A Hawaiian teenager's smooth ballad became an unexpected global earworm, defining late-80s soft pop and enjoying a second life in European TV ads.
Glenn Medeiros was a high school sophomore from Hawaii when a local radio contest win launched him onto the international stage. His tender, youthful cover of 'Nothing's Gonna Change My Love for You,' originally by George Benson, was a slow-burn hit, climbing charts worldwide in 1987 and 1988. While it only reached No. 12 in the US, it became a cultural phenomenon, topping the UK charts for four weeks and dominating airwaves across Europe and Asia. The song's enduring, gentle appeal defied the era's louder pop and rock trends. Medeiros followed it with a duet with Bobby Brown, 'She Ain't Worth It,' which gave him a US number one, but it was his signature ballad that defined his career. He later stepped away from the spotlight, building a long career in education in Hawaii, first as a teacher and eventually as a school administrator, finding a different kind of fulfillment far from the pop charts.
1965–1980
The latchkey kids. Raised during divorce, recession, and the end of the Cold War. Skeptical, self-reliant, media-literate.
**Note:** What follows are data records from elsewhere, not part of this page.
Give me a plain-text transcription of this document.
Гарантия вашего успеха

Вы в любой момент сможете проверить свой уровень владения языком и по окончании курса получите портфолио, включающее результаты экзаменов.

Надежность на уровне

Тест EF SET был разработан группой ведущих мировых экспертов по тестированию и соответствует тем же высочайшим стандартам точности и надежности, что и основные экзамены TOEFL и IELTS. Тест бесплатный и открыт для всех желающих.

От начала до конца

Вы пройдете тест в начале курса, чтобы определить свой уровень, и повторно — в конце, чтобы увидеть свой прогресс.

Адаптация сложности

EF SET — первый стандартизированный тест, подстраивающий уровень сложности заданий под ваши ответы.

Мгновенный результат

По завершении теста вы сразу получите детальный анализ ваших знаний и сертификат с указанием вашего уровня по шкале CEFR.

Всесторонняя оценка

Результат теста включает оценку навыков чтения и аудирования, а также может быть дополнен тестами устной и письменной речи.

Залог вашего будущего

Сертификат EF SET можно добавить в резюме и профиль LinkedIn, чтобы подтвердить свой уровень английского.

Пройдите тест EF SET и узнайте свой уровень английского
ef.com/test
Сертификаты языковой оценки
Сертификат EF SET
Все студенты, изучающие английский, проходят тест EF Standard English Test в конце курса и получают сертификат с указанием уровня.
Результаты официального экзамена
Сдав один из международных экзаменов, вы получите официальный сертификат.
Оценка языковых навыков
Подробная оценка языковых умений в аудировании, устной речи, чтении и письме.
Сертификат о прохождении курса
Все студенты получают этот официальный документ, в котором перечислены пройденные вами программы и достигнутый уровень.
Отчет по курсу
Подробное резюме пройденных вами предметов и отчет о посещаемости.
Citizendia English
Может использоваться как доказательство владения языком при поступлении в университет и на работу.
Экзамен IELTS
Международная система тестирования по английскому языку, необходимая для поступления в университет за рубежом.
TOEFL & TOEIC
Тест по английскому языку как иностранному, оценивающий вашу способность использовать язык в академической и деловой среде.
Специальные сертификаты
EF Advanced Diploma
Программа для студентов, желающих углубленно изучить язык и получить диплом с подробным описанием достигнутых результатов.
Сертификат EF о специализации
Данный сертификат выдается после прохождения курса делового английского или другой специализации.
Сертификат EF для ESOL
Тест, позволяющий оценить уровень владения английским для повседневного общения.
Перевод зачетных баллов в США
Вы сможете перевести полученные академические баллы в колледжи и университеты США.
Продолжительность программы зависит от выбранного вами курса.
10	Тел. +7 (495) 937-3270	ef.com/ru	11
They invented indie culture, grunge, and the early internet — then watched the Boomers take credit.
Glenn was born in 1970, placing them squarely in the Generation X. The events that shaped this generation — economic uncertainty, the end of the Cold War, and the rise of personal computing — shaped the world they entered and the choices available to them.
The biggest hits of 1970
#1 Movie
Love Story
Best Picture
Patton
#1 TV Show
Rowan & Martin's Laugh-In
The world at every milestone
First Earth Day; The Beatles break up
Fall of Saigon ends the Vietnam War
Internet adopts TCP/IP, creating the modern internet
Challenger disaster; Chernobyl nuclear meltdown
Pan Am Flight 103 bombed over Lockerbie
Soviet Union dissolves; World Wide Web goes public
Y2K passes without incident; contested Bush-Gore election
Deepwater Horizon oil spill; iPad launched
COVID-19 pandemic shuts down the world
He won a local radio singing contest in Hawaii at age 16, which led to his first recording contract.
He served as the principal of a Catholic elementary school in Honolulu.
The music video for 'Nothing's Gonna Change My Love for You' was filmed in New York City and features Medeiros as a street performer.
“That song was a gift that connected with people everywhere.”